A recent article in the Texas Review of Law and Politics, by my Independence Institute colleague Rob Natelson (who is also a constitutional law professor at the University of Montana) applies some cultural context to the original meaning of the spending clause.
At the time of the Founding, the legal principles of "fiduciaries," "servants," or "agents" were well-known. A fiduciary/servant/agent was expected to act impartially, not for his own self-interest, on behalf of the principals. For example, if a person were the trustee of an estate for three children, the trustee would be required to give each of the children equal earnings from the trust. (Unless there were a good reason not to. i.e., the one child was independently wealthy from other income; one child had made an improvident marriage).
Natelson argues that the fiduciary principles are incorporated into the Constitution, and provide the basis for "rational basis with bite" review of congressional spending. (That is, until the 1936 Butler case is over-ruled, and Congress is again required only to spend in furtherance of enumerated powers, rather being allowed to spend for anything it chooses.)
For example, Congress spends money to establish a National Institute of Obesity Research in Mississippi. The spending will provide a much greater financial benefit to Mississippi than to any other state, but the purpose of the NIOR is clearly to benefit the entire nation, by improving everyone's health. This spending passes the rational basis with bite test.

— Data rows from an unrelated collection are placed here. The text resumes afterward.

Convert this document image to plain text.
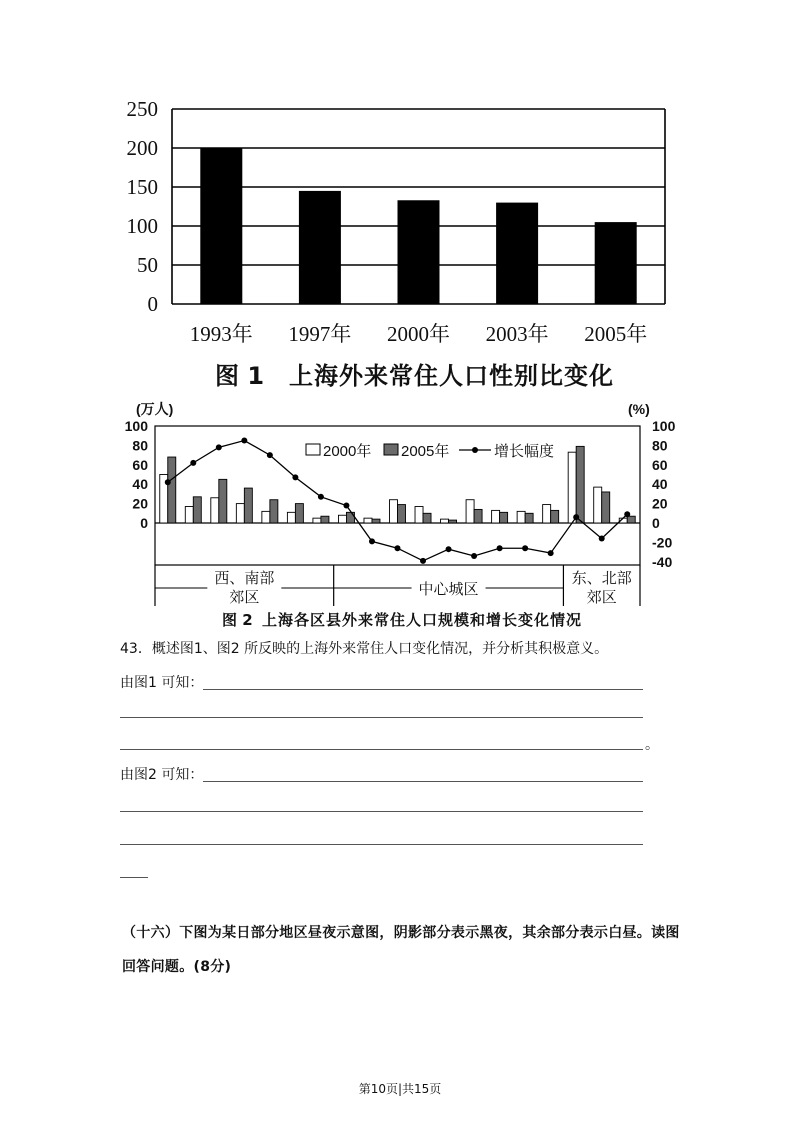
250
200
150
100
50
0
1993年 1997年 2000年 2003年 2005年
100
80
60
40
20
0
100
80
60
40
20
0
-20
-40
西、南部
郊区	中心城区
东、北部
郊区
(万人)	(%)
2000年 2005年	增长幅度
图 1 上海外来常住人口性别比变化
图 2 上海各区县外来常住人口规模和增长变化情况
43．概述图1、图2 所反映的上海外来常住人口变化情况，并分析其积极意义。
由图1 可知：
。
由图2 可知：
（十六）下图为某日部分地区昼夜示意图，阴影部分表示黑夜，其余部分表示白昼。读图
回答问题。(8分)
第10页|共15页
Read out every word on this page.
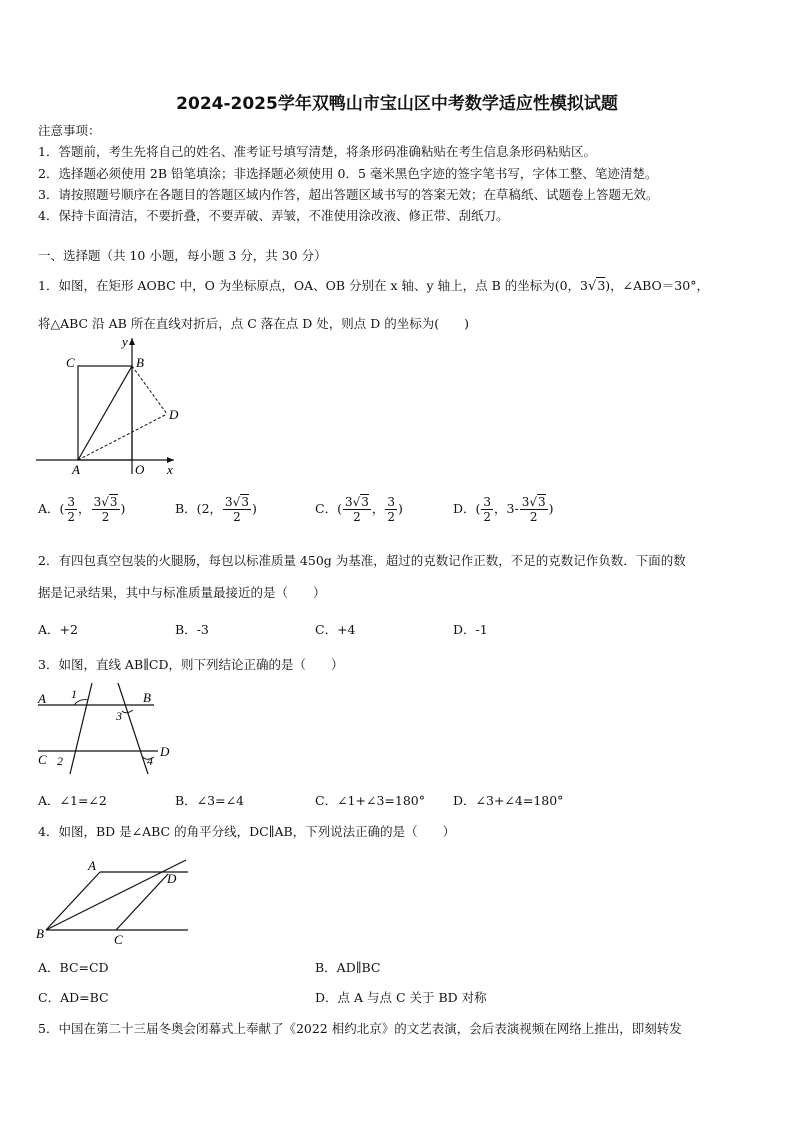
2024-2025学年双鸭山市宝山区中考数学适应性模拟试题
注意事项：
1．答题前，考生先将自己的姓名、准考证号填写清楚，将条形码准确粘贴在考生信息条形码粘贴区。
2．选择题必须使用 2B 铅笔填涂；非选择题必须使用 0．5 毫米黑色字迹的签字笔书写，字体工整、笔迹清楚。
3．请按照题号顺序在各题目的答题区域内作答，超出答题区域书写的答案无效；在草稿纸、试题卷上答题无效。
4．保持卡面清洁，不要折叠，不要弄破、弄皱，不准使用涂改液、修正带、刮纸刀。
一、选择题（共 10 小题，每小题 3 分，共 30 分）
1．如图，在矩形 AOBC 中，O 为坐标原点，OA、OB 分别在 x 轴、y 轴上，点 B 的坐标为(0，3√3)，∠ABO＝30°，
将△ABC 沿 AB 所在直线对折后，点 C 落在点 D 处，则点 D 的坐标为(　　)
C	B
D
A	O x
y
A．( $\frac{3}{2}$ ， $\frac{3√3}{2}$ )	B．(2， $\frac{3√3}{2}$ )	C．( $\frac{3√3}{2}$ ， $\frac{3}{2}$ )	D．( $\frac{3}{2}$ ，$3- \frac{3√3}{2}$ )
2．有四包真空包装的火腿肠，每包以标准质量 450g 为基准，超过的克数记作正数，不足的克数记作负数．下面的数
据是记录结果，其中与标准质量最接近的是（　　）
A．+2	B．-3	C．+4	D．-1
3．如图，直线 AB∥CD，则下列结论正确的是（　　）
A	B
C
D
1
2
3
4
A．∠1=∠2	B．∠3=∠4	C．∠1+∠3=180° D．∠3+∠4=180°
4．如图，BD 是∠ABC 的角平分线，DC∥AB，下列说法正确的是（　　）
A
B	C
D
A．BC=CD	B．AD∥BC
C．AD=BC	D．点 A 与点 C 关于 BD 对称
5．中国在第二十三届冬奥会闭幕式上奉献了《2022 相约北京》的文艺表演，会后表演视频在网络上推出，即刻转发
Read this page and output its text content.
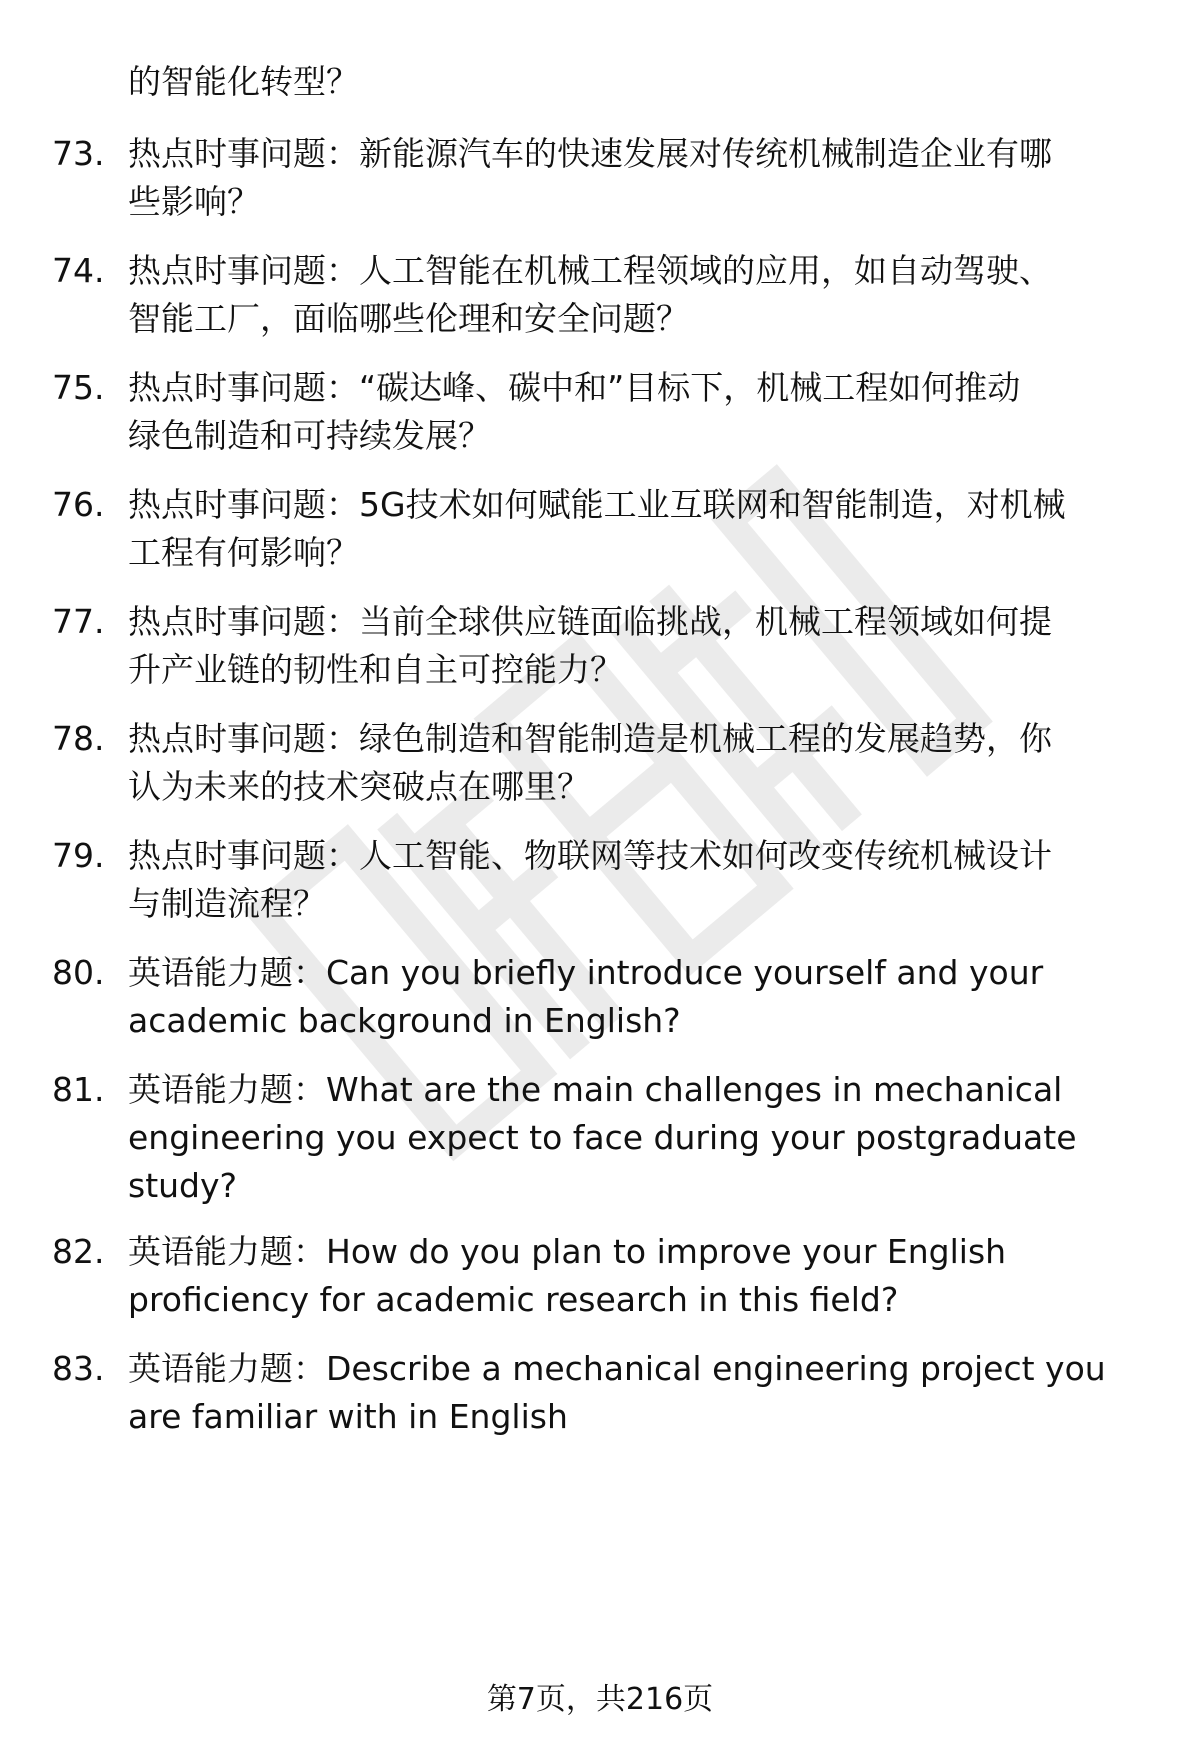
的智能化转型？
73. 热点时事问题：新能源汽车的快速发展对传统机械制造企业有哪
些影响？
74. 热点时事问题：人工智能在机械工程领域的应用，如自动驾驶、
智能工厂，面临哪些伦理和安全问题？
75. 热点时事问题：“碳达峰、碳中和”目标下，机械工程如何推动
绿色制造和可持续发展？
76. 热点时事问题：5G技术如何赋能工业互联网和智能制造，对机械
工程有何影响？
77. 热点时事问题：当前全球供应链面临挑战，机械工程领域如何提
升产业链的韧性和自主可控能力？
78. 热点时事问题：绿色制造和智能制造是机械工程的发展趋势，你
认为未来的技术突破点在哪里？
79. 热点时事问题：人工智能、物联网等技术如何改变传统机械设计
与制造流程？
80. 英语能力题：Can you briefly introduce yourself and your
academic background in English?
81. 英语能力题：What are the main challenges in mechanical
engineering you expect to face during your postgraduate
study?
82. 英语能力题：How do you plan to improve your English
proficiency for academic research in this field?
83. 英语能力题：Describe a mechanical engineering project you
are familiar with in English
第7页，共216页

In contrast, consider the earmark which former Senator Conrad Burns created, in order to provide funds for capital construction at the University of Montana Law School. This would appear to be special-interest spending for the benefit of a single state, not for the nation as a whole. Such spending would fail the rational basis with bite test. If, perhaps, Congress made a finding that some states were chronically underlawyered, and provided capital construction grants for expanded law school facilities in all such states, then the spending might pass the Natelson test. (The above examples are my own, not Natelson's, although he does cite the Montana earmark as an example of pork.)